Please tell me it isn’t back.

Reasons Why: First

Listen… I may be an author, but I don’t understand life. Maybe I get life in general… but my own is a mess I can’t figure out. I’m afraid I’m leaving someone behind and I’m afraid that what I feel… is not like I thought it would be. Maybe I’ve become too much of an author, the thing is I can describe death scenes in detail but I can’t describe my own emotions in order to make sense of them.

As I think of how broken the world is I am reminded how hard I’ve tried to fix it. I am a mere puzzle piece to other people’s puzzles and I may not even matter that much. Or maybe I’m the corner piece or that missing one…

I am just as self-absorbed as everyone else is. If I could read minds I’d not spend as much time trying to figure out my own all the time. I forget people… and I neglect people. But in life the only one I got at all times is myself. And I got hurt and I am trying to defend or protect myself and now I feel like I am just avoiding the darkness that could be brighter if I dared to shed a light on it. And I don’t want you to be my darkness but you kind of were. But you were an exciting darkness, an experience of emotions I thought I didn’t have anymore.
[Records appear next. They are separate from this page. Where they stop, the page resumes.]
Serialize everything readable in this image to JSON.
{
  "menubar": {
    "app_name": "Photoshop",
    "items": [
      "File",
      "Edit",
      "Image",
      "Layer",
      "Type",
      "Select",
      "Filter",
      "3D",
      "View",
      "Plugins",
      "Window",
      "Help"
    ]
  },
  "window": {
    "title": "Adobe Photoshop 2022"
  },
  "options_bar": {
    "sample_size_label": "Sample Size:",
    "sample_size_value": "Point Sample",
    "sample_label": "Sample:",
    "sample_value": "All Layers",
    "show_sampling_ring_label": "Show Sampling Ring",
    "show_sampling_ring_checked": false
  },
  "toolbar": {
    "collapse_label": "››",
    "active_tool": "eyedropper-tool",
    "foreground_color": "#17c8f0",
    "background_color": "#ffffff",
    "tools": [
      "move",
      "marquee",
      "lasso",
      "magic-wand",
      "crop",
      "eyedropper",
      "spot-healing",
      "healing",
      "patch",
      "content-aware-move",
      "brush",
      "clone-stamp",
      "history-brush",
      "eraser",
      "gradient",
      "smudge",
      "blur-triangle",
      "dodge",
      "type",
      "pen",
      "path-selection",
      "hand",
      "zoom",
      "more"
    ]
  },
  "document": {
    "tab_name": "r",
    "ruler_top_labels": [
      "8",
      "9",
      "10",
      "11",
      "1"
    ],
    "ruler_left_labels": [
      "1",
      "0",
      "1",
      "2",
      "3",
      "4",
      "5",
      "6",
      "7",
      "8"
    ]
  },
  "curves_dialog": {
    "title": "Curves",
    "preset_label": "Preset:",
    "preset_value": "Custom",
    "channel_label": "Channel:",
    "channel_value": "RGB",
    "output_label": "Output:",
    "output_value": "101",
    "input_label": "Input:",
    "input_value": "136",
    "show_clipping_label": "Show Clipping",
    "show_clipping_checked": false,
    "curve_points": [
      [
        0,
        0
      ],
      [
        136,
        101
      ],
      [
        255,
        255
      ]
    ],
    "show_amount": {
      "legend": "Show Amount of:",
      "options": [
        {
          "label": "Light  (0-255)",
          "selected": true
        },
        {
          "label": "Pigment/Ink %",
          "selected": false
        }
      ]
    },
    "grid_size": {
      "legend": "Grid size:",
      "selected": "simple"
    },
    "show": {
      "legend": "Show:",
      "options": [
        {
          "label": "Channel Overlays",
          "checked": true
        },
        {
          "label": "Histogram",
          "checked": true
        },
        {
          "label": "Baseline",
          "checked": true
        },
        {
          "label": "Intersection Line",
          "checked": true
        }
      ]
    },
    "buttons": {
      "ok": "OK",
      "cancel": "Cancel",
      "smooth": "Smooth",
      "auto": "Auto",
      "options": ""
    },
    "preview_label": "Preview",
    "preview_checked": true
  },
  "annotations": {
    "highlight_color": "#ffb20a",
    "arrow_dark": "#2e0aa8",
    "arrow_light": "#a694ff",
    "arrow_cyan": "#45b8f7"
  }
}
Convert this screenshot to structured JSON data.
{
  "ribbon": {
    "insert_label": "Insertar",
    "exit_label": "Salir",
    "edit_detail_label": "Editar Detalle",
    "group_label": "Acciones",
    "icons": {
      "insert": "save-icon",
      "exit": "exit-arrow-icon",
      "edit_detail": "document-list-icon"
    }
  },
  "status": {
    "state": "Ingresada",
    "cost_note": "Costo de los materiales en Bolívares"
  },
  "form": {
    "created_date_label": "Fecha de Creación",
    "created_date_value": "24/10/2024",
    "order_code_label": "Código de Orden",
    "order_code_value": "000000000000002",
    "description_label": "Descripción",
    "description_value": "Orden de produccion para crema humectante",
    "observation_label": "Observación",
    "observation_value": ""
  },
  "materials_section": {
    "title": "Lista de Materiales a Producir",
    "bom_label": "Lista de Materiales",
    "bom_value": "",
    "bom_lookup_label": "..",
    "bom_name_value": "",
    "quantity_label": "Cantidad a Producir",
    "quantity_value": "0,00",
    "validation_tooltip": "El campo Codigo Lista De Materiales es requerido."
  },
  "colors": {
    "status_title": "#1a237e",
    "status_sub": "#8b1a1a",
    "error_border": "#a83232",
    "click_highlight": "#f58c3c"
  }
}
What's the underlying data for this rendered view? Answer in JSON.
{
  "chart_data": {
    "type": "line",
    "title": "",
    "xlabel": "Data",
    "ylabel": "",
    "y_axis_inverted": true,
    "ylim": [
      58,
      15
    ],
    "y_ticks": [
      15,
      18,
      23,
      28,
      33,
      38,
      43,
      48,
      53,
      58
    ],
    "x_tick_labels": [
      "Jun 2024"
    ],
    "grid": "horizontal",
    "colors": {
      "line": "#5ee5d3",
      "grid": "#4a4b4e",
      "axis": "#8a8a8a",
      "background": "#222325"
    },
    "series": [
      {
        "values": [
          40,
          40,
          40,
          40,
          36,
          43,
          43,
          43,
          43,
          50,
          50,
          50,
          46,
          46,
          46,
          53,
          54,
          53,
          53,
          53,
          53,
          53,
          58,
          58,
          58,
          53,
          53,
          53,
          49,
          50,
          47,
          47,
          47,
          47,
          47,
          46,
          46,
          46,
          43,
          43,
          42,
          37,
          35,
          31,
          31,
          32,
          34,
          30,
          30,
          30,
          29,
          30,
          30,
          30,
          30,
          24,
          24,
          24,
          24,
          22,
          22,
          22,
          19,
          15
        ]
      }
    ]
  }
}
The thing is that I want that chapter to be over. If I go back will it just be a continuation or will it be a new one?

Such a big problem in my tiny existence. Am I a big puzzle piece in your life? Or just another one?

I don’t really trust people when it comes to this. And as you’ve said it is obvious why.  God I wish I could be more naive, but as an author I plan ahead and I know which situation leads to what. Or I think I know.

I don’t know anything. I just realized that. I really don’t know. So please don’t expect anything from me.